Fairing seems to be one of those things where you can never quite get to 100% perfection. The imperfections definitely get smaller and smaller as you progress, but I'll be honest, I don't think I've fixed every single one. Some imperfections are very very slight, and I expect the "super build" (Alexseal's product name) primer to fill them up. At least that's my hope.
I ended up filling some low spots 4-5 times. The reason that happened, is that I would be nervous about slopping on too much putty, so I'd carefully squeegee the extra putty to be even as much as possible with the surrounding area. The squeegee (plastic putty knife, actually) has a pulling effect, that causes it to pull a small amount of material away from the center of the low spot, as you drag the squeegee over the new putty. So you start with a low spot, then add some putty, then end up frustrated when you later longboard that area, because a new (but smaller!) low spot appears in the middle of the old low spot. I'm a bit slow, so it took me awhile to catch on to this. I need to remember to pile the new putty a bit higher next time.
When I first thought about fairing, I somewhat had the idea that all of the "standard" ways to do it were laborious, time-consuming, and generally not necessary for anyone with 20/20 vision. In other words, why bother with guide coats, batten checks, etc, when you can just use your eyes and sight down the surface to identify the imperfections? I no longer feel that way. Your eyes can lie to you, at least mine can, especially when viewing a non-shiny surface. But the longboard doesn't lie; if you're sanding an area, and there's a spot in the middle without any sanding scratches, then you've got a low spot. The batten doesn't lie either; if you are pushing a flexible batten over the surface, and suddenly some daylight appears underneath it, then you've got a low spot. After awhile I began to rely on a lot on these techniques. However I did not use the guide coat technique. I'm thinking that that would be the acid test for creating a perfect surface, and I hope I don't regret not doing it; however I'm trying to keep in mind that this is a boat, not a piano (heard that somewhere).

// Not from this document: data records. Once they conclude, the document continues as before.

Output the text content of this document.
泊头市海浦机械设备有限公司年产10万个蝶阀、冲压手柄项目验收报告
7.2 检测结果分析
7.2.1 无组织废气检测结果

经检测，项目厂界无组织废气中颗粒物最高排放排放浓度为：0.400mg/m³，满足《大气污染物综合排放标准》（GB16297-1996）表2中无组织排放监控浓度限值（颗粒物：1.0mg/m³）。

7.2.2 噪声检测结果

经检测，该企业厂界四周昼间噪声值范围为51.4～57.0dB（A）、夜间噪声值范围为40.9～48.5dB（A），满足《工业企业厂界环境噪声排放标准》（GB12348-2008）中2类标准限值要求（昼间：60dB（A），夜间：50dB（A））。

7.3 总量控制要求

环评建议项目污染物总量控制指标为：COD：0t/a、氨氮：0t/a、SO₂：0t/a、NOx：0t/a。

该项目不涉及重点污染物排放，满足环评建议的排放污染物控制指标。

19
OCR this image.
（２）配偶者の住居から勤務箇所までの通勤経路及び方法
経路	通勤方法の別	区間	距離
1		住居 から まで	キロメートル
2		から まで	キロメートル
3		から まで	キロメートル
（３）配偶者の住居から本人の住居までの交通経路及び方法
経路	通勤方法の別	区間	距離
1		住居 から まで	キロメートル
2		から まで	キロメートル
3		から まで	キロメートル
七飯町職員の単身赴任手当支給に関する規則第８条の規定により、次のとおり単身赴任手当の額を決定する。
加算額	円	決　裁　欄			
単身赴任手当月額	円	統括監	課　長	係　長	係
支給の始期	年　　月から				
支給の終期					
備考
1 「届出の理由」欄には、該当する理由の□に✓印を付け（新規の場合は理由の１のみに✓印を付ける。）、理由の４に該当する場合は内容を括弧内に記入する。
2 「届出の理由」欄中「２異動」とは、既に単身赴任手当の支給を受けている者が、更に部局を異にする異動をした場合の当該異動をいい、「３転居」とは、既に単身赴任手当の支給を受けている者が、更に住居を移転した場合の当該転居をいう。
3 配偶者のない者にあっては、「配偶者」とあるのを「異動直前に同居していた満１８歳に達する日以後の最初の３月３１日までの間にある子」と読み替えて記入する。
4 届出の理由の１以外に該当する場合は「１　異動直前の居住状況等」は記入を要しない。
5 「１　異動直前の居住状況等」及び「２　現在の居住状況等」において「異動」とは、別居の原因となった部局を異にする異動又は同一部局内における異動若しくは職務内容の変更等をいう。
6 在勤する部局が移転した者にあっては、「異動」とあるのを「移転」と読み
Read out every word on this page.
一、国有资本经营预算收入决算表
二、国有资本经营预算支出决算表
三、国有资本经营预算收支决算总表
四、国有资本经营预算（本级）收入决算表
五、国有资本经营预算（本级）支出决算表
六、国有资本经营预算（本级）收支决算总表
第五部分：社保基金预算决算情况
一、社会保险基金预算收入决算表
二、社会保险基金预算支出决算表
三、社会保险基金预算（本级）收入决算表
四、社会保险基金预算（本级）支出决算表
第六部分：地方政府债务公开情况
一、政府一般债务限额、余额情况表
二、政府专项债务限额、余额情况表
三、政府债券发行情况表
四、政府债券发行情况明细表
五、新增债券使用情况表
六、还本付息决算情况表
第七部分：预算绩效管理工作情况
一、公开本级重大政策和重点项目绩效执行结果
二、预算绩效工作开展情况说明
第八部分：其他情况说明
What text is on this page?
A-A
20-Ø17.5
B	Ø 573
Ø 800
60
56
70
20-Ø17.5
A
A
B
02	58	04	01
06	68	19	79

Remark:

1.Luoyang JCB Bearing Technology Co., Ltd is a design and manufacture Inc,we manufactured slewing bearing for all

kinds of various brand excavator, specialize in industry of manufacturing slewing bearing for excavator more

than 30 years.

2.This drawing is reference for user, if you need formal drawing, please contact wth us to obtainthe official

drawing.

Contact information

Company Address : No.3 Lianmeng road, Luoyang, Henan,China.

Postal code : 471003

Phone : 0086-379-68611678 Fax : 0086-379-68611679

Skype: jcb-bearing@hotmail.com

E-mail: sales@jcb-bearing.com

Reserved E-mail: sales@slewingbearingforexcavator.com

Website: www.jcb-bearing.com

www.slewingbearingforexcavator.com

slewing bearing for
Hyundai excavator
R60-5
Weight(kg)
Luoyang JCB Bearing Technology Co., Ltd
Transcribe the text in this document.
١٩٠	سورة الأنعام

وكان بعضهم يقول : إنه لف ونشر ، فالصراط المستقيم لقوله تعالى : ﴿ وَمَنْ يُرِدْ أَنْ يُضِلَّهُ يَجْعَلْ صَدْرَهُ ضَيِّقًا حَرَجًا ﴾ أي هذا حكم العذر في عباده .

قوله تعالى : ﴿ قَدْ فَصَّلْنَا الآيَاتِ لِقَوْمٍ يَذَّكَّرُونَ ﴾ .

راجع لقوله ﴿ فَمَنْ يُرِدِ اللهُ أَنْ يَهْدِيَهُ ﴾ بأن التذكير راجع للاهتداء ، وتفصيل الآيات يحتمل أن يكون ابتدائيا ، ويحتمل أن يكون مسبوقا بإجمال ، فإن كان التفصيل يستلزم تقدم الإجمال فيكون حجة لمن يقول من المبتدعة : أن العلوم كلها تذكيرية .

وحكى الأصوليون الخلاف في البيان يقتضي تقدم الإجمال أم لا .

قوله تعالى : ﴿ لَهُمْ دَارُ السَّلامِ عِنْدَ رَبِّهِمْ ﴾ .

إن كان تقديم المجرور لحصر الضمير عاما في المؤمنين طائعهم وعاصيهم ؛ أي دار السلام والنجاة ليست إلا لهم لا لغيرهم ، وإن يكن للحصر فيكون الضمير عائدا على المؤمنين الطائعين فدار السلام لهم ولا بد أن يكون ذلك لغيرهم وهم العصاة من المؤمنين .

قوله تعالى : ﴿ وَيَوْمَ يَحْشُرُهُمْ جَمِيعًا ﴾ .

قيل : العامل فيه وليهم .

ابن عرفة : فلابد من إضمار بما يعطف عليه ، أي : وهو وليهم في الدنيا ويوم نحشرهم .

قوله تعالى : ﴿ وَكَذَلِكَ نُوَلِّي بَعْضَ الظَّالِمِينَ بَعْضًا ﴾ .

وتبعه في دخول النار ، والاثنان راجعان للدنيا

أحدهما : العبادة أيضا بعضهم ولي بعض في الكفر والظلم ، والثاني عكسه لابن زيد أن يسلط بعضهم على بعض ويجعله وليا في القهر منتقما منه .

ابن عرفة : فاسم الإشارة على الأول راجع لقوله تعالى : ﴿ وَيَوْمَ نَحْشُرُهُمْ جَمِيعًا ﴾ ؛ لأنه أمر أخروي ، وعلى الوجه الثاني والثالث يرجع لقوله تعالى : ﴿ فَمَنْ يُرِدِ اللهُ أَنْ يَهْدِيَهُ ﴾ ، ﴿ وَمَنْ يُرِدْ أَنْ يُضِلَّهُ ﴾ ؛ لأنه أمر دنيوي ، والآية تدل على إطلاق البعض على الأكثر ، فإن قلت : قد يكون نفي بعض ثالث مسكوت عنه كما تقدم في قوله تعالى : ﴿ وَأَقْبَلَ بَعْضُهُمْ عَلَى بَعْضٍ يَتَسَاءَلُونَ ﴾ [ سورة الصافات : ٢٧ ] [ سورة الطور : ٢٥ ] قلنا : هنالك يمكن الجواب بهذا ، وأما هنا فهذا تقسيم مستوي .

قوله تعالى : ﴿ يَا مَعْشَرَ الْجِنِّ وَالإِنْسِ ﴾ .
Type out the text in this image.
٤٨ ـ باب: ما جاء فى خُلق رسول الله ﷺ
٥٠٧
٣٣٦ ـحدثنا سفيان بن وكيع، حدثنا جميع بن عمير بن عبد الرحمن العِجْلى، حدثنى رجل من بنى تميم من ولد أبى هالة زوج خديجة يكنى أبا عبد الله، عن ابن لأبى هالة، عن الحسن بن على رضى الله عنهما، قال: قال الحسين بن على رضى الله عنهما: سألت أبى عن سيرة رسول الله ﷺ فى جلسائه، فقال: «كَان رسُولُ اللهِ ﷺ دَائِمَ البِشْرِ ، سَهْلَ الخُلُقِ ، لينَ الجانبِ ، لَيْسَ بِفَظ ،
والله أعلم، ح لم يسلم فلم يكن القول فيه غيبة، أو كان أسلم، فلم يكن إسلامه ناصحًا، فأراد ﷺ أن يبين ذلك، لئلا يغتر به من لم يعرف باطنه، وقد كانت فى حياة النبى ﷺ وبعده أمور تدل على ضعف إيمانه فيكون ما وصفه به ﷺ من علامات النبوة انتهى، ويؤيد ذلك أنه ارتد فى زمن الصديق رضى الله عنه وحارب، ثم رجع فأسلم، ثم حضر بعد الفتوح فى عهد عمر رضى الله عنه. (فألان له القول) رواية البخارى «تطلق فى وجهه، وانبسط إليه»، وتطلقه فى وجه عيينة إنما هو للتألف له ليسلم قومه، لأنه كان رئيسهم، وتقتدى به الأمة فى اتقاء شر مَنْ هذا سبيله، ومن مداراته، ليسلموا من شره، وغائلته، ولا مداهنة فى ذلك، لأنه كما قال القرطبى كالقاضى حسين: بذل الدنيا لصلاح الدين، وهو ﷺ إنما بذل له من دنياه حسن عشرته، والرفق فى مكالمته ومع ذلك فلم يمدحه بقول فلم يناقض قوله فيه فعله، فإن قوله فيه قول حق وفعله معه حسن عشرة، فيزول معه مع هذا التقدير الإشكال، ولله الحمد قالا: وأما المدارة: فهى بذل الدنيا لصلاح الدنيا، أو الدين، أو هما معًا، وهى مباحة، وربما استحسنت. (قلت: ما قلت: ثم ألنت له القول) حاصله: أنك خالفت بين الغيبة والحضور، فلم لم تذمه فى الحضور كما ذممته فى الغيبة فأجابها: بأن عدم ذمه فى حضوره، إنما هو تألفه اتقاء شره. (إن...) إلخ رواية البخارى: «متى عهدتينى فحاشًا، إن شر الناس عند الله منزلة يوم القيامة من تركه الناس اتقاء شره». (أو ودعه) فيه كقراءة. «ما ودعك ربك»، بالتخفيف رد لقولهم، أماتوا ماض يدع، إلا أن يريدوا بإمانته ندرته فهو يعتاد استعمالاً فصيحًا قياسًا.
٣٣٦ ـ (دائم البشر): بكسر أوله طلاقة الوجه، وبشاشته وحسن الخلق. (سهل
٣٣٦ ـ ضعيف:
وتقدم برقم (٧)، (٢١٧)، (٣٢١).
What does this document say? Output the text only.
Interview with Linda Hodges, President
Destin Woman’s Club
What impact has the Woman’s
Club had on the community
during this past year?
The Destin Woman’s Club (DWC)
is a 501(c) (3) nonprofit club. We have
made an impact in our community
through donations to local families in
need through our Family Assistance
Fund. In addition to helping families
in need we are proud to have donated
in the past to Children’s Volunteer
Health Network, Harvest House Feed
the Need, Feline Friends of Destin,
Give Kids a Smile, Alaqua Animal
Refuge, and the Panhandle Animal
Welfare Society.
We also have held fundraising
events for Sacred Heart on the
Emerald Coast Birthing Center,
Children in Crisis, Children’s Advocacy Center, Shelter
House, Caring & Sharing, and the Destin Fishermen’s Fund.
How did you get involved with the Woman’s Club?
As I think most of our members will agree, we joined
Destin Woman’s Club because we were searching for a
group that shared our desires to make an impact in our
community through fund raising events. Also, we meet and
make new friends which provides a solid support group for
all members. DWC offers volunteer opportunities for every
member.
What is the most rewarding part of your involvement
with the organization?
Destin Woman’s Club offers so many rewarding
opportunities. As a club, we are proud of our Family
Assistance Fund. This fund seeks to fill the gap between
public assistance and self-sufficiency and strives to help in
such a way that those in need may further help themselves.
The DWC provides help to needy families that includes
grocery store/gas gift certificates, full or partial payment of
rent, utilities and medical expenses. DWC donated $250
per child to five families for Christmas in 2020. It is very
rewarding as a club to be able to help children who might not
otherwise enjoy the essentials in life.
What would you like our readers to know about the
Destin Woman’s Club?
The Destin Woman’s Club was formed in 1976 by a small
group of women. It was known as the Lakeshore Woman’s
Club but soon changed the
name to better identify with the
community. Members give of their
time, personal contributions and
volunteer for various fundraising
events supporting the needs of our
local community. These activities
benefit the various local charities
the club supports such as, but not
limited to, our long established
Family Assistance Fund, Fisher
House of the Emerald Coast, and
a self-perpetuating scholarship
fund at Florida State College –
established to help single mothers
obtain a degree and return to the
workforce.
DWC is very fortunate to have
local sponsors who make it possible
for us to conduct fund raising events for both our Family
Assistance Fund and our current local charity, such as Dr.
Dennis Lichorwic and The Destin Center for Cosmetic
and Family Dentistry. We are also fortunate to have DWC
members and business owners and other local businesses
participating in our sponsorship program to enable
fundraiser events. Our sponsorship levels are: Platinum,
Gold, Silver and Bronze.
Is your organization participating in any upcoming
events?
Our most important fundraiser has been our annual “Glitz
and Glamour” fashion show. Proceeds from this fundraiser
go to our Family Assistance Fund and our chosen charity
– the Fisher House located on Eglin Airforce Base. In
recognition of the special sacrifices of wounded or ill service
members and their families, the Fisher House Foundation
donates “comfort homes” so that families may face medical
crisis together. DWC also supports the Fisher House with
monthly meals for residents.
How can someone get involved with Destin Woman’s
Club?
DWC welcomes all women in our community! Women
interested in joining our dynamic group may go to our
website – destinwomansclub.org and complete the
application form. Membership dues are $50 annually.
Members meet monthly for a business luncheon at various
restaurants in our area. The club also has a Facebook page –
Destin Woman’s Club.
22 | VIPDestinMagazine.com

I have learned to detest the bubble patches I had to add. I started out with all of them covered pretty well, but as I slowly sanded down and evened out the putty layers, some patches started to appear. Near the transom was the worst area. In this picture you can clearly see the outline of the patches:
I'm not overly worried that I sanded the patches too much, since they were oversized to begin with. At least I hope they'll be okay. At any rate, I know I'm not about to redo the fairing job, that's for sure!